Abstract

Background. Use of intra-aortic balloon pump (IABP) is associated with certain vascular complications, which are likely to develop more frequently in patients where IABP is used for prolonged period. The present study was undertaken to analyze vascular complications after prolonged IABP use in patients undergoing various cardiac surgical procedures. Methods. Between January 1995 and February 2001, a total of 1130 patients (7.4% of all adult patients undergoing cardiac procedures) required IABP counterpulsation, out of which 220 patients required IABP for more than 4 days. The vascular complications in these patients were studied. The IABP was inserted by percutaneous technique in 211 (95.5%) patients. The mean age of the patients was 57.5±9.5 years and 15% patients were female. The prevalence of peripheral vascular disease was 11.8%. Results. The duration of IABP therapy ranged from 5 days to 21 days with mean duration of 9.71±4.29 days. A total of 41 complications developed in 38 (17.3%) patients.

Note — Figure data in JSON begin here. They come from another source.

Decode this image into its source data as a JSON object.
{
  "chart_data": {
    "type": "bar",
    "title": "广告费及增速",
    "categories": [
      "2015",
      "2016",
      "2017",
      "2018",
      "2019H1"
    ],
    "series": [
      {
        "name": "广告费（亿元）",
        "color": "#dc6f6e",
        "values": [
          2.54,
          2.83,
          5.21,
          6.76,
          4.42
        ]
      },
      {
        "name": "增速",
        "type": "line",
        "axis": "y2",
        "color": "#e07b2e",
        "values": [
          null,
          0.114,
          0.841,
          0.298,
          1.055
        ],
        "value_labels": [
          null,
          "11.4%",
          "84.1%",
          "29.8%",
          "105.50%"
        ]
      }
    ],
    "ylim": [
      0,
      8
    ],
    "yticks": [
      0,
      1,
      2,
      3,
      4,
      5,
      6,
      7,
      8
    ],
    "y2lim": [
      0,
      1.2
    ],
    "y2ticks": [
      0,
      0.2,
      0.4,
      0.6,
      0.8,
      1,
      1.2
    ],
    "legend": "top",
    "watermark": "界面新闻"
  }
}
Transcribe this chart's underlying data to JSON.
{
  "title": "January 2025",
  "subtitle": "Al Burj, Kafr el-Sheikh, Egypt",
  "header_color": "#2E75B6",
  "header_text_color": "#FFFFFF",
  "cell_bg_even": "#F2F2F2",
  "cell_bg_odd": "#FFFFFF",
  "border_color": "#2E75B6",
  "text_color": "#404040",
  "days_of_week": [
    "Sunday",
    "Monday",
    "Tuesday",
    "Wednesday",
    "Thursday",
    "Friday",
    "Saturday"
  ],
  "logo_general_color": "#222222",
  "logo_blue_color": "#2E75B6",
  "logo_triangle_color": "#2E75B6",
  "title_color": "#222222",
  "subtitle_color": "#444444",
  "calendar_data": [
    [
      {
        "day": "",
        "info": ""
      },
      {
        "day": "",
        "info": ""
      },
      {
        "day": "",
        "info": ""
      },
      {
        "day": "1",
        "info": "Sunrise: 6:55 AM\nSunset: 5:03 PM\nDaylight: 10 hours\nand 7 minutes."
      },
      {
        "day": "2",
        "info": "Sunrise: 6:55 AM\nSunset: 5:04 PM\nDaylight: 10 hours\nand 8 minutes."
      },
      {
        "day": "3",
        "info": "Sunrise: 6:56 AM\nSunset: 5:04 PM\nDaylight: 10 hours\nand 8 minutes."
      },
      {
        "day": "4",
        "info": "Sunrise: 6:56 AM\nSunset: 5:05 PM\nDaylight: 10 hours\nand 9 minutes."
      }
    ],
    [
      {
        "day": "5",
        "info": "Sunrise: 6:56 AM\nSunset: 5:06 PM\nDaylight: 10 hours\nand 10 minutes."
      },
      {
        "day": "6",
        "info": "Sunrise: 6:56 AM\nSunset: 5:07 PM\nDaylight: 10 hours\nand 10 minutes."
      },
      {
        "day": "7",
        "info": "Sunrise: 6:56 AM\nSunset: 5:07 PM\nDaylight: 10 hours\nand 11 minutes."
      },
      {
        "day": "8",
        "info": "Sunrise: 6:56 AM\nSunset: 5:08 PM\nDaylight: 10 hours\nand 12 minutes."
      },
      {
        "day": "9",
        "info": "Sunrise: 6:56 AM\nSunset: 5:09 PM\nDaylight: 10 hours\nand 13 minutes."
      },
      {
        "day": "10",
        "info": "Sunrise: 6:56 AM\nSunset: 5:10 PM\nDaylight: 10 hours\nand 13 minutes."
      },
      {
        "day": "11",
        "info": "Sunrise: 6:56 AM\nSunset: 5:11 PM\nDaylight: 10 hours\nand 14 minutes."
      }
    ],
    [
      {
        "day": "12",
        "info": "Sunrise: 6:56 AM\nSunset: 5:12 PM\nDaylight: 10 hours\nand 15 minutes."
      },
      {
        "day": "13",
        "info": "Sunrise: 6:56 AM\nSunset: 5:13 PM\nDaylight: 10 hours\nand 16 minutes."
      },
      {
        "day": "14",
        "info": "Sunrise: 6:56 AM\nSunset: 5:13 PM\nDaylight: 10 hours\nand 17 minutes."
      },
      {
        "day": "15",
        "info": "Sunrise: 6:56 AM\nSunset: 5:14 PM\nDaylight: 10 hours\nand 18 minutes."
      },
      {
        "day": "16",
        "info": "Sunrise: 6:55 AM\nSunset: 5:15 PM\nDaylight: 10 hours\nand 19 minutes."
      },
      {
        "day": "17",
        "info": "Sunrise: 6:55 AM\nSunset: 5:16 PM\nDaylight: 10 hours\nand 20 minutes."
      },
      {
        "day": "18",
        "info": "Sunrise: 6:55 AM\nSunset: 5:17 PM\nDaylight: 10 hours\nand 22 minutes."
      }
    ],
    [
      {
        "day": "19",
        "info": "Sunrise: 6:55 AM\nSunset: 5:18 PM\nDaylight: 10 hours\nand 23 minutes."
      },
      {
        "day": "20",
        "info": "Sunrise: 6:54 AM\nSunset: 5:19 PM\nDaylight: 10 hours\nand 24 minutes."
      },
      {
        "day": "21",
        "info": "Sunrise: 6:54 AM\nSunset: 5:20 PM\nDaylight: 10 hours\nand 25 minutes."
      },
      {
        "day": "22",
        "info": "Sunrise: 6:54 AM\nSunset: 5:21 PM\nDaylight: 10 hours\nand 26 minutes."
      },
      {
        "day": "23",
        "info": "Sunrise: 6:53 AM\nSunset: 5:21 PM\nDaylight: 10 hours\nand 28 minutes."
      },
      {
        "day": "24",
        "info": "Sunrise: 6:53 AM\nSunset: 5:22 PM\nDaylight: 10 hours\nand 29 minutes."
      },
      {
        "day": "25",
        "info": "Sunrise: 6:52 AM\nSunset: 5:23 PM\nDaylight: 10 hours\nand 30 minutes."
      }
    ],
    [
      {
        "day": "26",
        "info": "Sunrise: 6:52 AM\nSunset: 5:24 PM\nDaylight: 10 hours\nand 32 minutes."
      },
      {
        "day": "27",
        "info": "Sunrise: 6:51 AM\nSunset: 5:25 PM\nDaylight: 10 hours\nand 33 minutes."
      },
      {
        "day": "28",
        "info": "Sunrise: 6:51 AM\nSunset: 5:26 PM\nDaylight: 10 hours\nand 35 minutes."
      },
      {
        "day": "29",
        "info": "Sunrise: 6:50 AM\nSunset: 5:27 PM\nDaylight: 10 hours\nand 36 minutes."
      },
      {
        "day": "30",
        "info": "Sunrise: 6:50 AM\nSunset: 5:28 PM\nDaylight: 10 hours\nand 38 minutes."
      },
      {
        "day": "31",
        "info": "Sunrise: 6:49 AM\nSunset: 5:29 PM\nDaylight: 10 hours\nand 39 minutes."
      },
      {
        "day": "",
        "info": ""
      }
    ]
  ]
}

Acute lower limb ischemia, requiring urgent surgical intervention, was the commonest major complication, which developed in 17 patients. This required thromboembolectomy in 11 patients and femoro-femoral bypass in 3 patients. One patient developed gangrene of the leg, requiring below knee amputation. On multivariate analysis, peripheral vascular disease, preoperative serum creatinine, surgery for LV aneurysm and unstable angina and hemodynamic instability (as the indications for IABP) were found as the predictors of vascular complications. Conclusions. Prolonged use of IABP counterpulsation is associated with significant incidence of vascular complications. Proper assessment of peripheral circulation before IABP insertion and appropriate management of ischemic complications are important to avoid limb loss to the patient.